After repeated delays, Boeing Co. said Thursday its 787 aircraft will be ready for its first test flight by year’s end and its first delivery in the fourth quarter next year.

The maiden flight of the next-generation aircraft, built for fuel efficiency with lightweight carbon composite parts, has been delayed five times already. The inaugural flight was originally slated for the fall of 2007.

The delays have cost Boeing credibility and billions of dollars in anticipated expenses and penalties. With the date of the flight more certain now, shares of Boeing rose $2.72, or 5.7 percent, to $50.54 in premarket trading.

The Chicago company also says it will book a third-quarter charge of $2.5 billion pretax, or $2.21 per share, related to the 787 program. When it reported its second-quarter earnings last month, the aircraft manufacturer said it was still assessing the financial impact of the latest delay.
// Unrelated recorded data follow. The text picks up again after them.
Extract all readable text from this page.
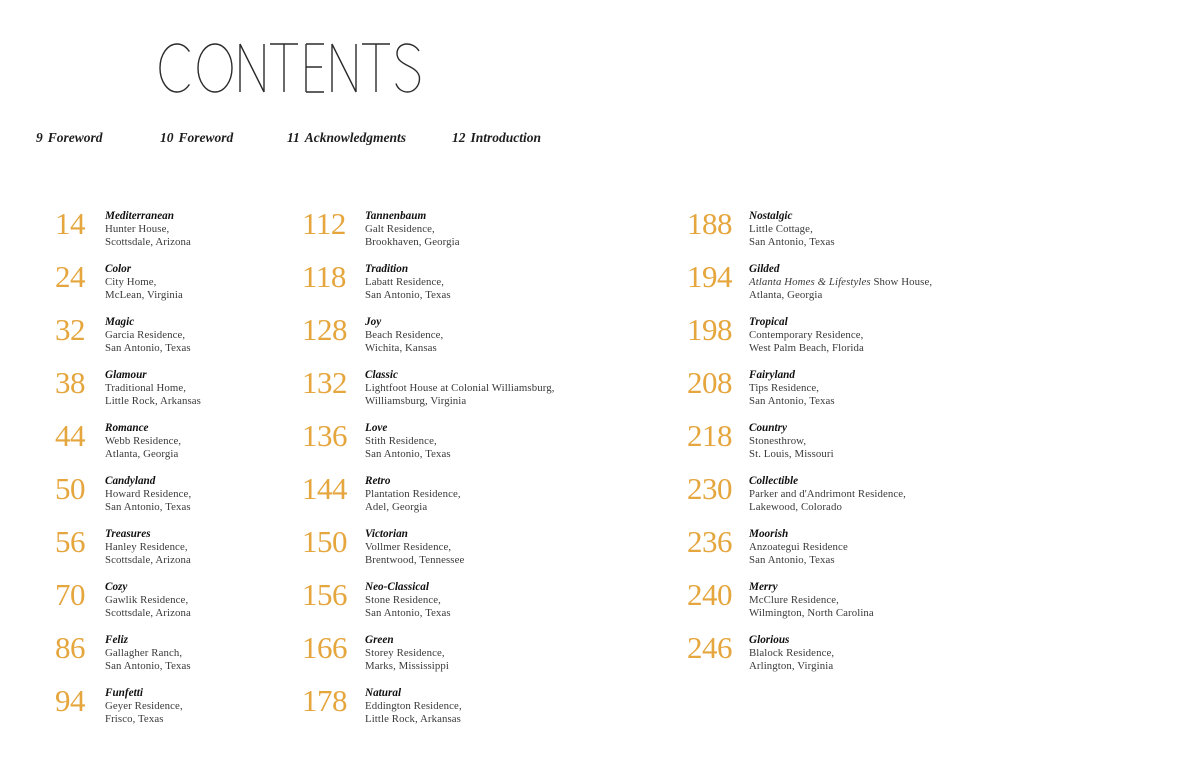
9 Foreword	10 Foreword	11 Acknowledgments	12 Introduction
14	Mediterranean
Hunter House,
Scottsdale, Arizona
24	Color
City Home,
McLean, Virginia
32	Magic
Garcia Residence,
San Antonio, Texas
38	Glamour
Traditional Home,
Little Rock, Arkansas
44	Romance
Webb Residence,
Atlanta, Georgia
50	Candyland
Howard Residence,
San Antonio, Texas
56	Treasures
Hanley Residence,
Scottsdale, Arizona
70	Cozy
Gawlik Residence,
Scottsdale, Arizona
86	Feliz
Gallagher Ranch,
San Antonio, Texas
94	Funfetti
Geyer Residence,
Frisco, Texas
112	Tannenbaum
Galt Residence,
Brookhaven, Georgia
118	Tradition
Labatt Residence,
San Antonio, Texas
128	Joy
Beach Residence,
Wichita, Kansas
132	Classic
Lightfoot House at Colonial Williamsburg,
Williamsburg, Virginia
136	Love
Stith Residence,
San Antonio, Texas
144	Retro
Plantation Residence,
Adel, Georgia
150	Victorian
Vollmer Residence,
Brentwood, Tennessee
156	Neo-Classical
Stone Residence,
San Antonio, Texas
166	Green
Storey Residence,
Marks, Mississippi
178	Natural
Eddington Residence,
Little Rock, Arkansas
188	Nostalgic
Little Cottage,
San Antonio, Texas
194	Gilded
Atlanta Homes & Lifestyles Show House,
Atlanta, Georgia
198	Tropical
Contemporary Residence,
West Palm Beach, Florida
208	Fairyland
Tips Residence,
San Antonio, Texas
218	Country
Stonesthrow,
St. Louis, Missouri
230	Collectible
Parker and d'Andrimont Residence,
Lakewood, Colorado
236	Moorish
Anzoategui Residence
San Antonio, Texas
240	Merry
McClure Residence,
Wilmington, North Carolina
246	Glorious
Blalock Residence,
Arlington, Virginia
The eagerly anticipated long-range passenger jet has been delayed mostly because of production problems. With the 787, Boeing has taken a new approach to building airplanes, relying on overseas suppliers to build huge sections of the plane that are later assembled at the company’s commercial aircraft plant near Seattle.

Ill-fitting parts and other problems have hampered production, but Boeing and some analysts say the plane — Boeing’s first all-new jetliner since the 777, which airlines began flying in 1995 — eventually will prove a financial and technological success.

The latest delay came in June, when the company said earlier that it needed to reinforce an area in the side of the aircraft.

“This new schedule provides us the time needed to complete the remaining work necessary to put the 787’s game-changing capability in the hands of our customers,” Boeing Chairman, President and CEO Jim McNerney, said in a statement.

Boeing expects it will produce 10 airplanes per month in late 2013.